'I’m at the Bottom of the Totem Pole'- Fernando Mendoza Sends Message After Raiders Draft Him No. 1
The Las Vegas Raiders made a franchise-defining decision by selecting Fernando Mendoza with the first overall pick in the 2026 NFL Draft. After a historic college season that included a national championship and a Heisman Trophy, Mendoza enters the league with immense expectations. Yet, his first message as the top pick was not about status or success. It was about humility, earning trust, and starting from the ground up.
- Krishna Sagar
- 4 min read
The No. 1 pick changes everything. It defines a franchise. It shapes expectations. It places a spotlight that never really fades. For most players, that moment becomes a celebration of arrival. A confirmation that they have made it to the highest level of the sport.
But not every player treats it that way. Some see it differently. Not as a finish line. Not as validation. As a beginning.
That is how Fernando Mendoza approached it. Because just moments after hearing his name called, after stepping into a role that carries pressure, attention, and immediate expectation, he shifted the conversation.
Away from himself. Toward what comes next.
1. The Pick That Defined the Night
When the Raiders went on the clock, there was little suspense. Fernando Mendoza was the expected choice. And when the announcement came, it confirmed what had been building for months. A quarterback coming off one of the most dominant college seasons in recent memory.
A player who led Indiana to a national championship. An undefeated season. A historic run that reshaped the program’s identity. Mendoza completed 72 percent of his passes. He threw for over 3,500 yards. He delivered 41 touchdowns. And in the college football playoff, he did not throw a single interception.
That is not just production. That is control. The numbers tell one part of the story. The awards tell another. Mendoza did not just win the Heisman Trophy. He swept through the major honors. The Walter Camp Award. The Maxwell Award. The Davey O’Brien Award. The Manning Award. AP Player of the Year.
Each one reinforcing the same idea. He was the best player in college football. And now, he becomes the latest addition to a list of Heisman winners drafted by the Raiders, joining names like Marcus Allen, Bo Jackson, Tim Brown, and Charles Woodson. That history carries weight.
2. The Message That Changed the Tone
Then came his first words. Not about expectations. Not about pressure. “I’m at the bottom of the totem pole right now,” Mendoza said. That line stood out immediately. Because it runs against everything the No. 1 pick usually represents.

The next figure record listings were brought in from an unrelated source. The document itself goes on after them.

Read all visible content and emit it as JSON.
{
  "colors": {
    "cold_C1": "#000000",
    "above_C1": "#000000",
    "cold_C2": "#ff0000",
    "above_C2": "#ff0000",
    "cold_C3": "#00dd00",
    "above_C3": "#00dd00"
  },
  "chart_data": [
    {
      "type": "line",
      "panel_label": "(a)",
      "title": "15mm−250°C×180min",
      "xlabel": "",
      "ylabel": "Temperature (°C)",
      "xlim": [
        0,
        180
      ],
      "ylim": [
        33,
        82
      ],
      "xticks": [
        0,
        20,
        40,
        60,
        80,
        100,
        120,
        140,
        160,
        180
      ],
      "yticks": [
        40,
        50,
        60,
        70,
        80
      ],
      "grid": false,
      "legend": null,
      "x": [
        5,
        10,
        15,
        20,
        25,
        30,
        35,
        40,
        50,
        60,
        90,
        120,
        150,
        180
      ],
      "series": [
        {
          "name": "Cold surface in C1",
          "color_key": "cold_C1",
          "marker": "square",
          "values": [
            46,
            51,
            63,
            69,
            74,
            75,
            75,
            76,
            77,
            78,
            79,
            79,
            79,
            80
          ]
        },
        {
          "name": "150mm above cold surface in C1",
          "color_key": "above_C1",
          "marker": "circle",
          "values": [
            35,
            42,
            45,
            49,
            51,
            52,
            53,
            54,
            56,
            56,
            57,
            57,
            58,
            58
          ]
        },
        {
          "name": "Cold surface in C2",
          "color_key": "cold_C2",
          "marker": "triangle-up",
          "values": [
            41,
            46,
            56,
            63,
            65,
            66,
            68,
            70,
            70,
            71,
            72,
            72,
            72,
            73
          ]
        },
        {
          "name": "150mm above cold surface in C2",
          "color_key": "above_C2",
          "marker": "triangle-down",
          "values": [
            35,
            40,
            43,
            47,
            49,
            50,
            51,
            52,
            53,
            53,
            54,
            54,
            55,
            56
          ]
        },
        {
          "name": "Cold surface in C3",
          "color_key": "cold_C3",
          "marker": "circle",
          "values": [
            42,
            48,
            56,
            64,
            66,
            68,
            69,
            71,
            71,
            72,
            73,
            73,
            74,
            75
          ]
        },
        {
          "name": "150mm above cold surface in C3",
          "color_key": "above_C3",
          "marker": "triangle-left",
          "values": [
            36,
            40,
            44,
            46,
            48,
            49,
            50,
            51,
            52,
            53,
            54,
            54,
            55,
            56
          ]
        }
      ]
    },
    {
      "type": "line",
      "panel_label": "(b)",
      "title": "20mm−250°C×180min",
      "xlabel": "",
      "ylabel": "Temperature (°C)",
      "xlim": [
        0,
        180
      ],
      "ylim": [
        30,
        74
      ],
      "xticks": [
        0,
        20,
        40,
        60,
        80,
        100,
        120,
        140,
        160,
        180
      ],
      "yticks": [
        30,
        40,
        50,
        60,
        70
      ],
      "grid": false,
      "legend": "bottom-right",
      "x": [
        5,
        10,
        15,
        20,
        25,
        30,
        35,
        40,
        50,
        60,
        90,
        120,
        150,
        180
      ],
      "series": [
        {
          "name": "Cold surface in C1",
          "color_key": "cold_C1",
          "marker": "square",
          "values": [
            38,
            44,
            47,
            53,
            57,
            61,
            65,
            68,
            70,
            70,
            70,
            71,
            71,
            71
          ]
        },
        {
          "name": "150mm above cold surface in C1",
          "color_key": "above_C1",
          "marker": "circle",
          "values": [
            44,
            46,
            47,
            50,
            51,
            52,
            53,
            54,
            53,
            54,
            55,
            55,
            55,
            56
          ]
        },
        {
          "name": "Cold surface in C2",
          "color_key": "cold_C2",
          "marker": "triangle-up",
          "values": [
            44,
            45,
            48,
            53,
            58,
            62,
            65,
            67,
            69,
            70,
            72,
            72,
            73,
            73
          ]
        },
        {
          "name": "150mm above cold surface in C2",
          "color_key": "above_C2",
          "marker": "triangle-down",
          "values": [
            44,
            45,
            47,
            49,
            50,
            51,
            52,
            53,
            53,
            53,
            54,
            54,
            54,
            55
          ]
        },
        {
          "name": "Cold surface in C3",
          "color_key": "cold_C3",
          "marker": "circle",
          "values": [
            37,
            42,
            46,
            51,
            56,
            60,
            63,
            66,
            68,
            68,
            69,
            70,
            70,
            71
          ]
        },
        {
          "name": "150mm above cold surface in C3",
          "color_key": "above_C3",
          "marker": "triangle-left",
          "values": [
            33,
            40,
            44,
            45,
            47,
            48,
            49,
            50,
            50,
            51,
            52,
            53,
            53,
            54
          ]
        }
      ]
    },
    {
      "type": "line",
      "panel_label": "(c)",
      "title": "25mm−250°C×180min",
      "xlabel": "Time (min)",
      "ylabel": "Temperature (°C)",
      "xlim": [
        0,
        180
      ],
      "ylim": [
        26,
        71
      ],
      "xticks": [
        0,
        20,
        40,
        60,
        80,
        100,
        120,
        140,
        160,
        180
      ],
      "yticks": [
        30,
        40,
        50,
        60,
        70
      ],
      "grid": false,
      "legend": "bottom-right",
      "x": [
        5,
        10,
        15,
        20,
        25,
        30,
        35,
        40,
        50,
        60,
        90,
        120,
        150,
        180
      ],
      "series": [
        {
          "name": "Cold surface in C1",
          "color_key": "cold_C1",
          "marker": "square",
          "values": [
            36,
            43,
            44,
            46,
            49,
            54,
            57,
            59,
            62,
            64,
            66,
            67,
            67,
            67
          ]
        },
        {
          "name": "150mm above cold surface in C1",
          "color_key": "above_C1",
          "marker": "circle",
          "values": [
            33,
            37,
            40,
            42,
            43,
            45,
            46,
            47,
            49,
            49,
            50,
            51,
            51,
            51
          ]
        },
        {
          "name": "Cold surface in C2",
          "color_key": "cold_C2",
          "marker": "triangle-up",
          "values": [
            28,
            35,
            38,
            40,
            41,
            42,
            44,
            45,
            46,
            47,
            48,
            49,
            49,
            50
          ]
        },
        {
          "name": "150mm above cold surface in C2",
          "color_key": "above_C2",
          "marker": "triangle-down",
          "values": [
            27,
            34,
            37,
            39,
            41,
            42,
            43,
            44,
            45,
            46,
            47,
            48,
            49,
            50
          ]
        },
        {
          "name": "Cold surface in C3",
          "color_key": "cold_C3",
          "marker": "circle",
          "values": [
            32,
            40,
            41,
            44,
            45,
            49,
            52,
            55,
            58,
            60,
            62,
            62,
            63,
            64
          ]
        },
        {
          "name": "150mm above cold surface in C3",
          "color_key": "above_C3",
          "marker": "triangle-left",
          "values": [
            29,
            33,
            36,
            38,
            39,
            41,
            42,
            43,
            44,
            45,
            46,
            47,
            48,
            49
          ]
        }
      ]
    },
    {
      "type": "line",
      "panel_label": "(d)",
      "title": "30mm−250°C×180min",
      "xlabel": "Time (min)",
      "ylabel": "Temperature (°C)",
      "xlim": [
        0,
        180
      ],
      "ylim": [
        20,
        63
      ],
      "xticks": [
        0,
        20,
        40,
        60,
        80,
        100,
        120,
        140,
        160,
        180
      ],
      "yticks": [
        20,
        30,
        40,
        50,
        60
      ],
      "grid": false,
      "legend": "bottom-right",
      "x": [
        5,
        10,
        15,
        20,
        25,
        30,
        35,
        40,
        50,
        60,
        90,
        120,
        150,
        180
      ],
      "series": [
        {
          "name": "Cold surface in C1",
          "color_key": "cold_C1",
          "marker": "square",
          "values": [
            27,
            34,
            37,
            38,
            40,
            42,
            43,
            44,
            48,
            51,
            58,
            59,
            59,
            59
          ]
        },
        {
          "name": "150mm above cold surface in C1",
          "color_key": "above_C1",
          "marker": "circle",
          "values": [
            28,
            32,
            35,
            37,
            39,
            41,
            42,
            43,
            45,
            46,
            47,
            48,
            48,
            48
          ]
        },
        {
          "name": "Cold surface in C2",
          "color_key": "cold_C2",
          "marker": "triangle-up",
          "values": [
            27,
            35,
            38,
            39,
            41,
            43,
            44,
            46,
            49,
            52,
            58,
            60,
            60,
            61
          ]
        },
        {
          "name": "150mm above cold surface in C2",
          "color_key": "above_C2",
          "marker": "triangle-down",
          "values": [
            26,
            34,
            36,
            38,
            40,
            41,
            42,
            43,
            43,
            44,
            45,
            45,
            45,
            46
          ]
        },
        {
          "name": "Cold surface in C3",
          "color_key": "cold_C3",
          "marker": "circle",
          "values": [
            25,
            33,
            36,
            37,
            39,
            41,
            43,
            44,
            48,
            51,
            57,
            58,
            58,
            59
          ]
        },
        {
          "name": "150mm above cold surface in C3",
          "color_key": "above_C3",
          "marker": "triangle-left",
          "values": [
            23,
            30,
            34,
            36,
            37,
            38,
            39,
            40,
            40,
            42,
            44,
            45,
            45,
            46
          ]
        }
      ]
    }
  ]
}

He continued. “I got to first earn the respect of my teammates, earn that equity, and I have to immerse in it.” That is not a player stepping into the spotlight. That is a player stepping into the work. Mendoza knows what comes with being the top pick.He understands the attention. The expectations. The assumption that he will lead from day one.
But his message suggested something else. Patience. Growth. A willingness to learn before leading. “I’m ready to do whatever the team needs and calls me to do to help them win.” That line matters. Because it places the team ahead of the role. Ahead of the title. Ahead of the expectations that come with being selected first overall.
There is confidence in performance. There is confidence in accolades. And then there is confidence in approach. Mendoza’s words reflect the third. He is not avoiding expectations. He is redefining how he plans to meet them. By earning trust. By building relationships. By proving himself within the locker room before anything else.
3. From College Dominance to NFL Reality
The transition from college football to the NFL is rarely smooth. Systems change. Speed increases Margins tighten. What worked before does not always translate immediately. Mendoza’s journey reflects that understanding.
Before Indiana, he spent time at California, appearing in 20 games and building the foundation that would later define his breakout season. That path was not instant. It was developed. And now, it continues.
For the Raiders, this is about more than a draft pick. It is about direction. A quarterback to build around. A player who brings both production and mindset. Because talent alone is not enough at this level. Fit matters. Leadership matters. Approach matters. And Mendoza has already shown signs of all three.
The No. 1 pick often carries pressure to perform immediately. To lead immediately. To deliver immediately. But the reality is more complex. Success in the NFL is built over time. Through preparation. Through adaptation. Through trust. Mendoza’s message aligns with that reality.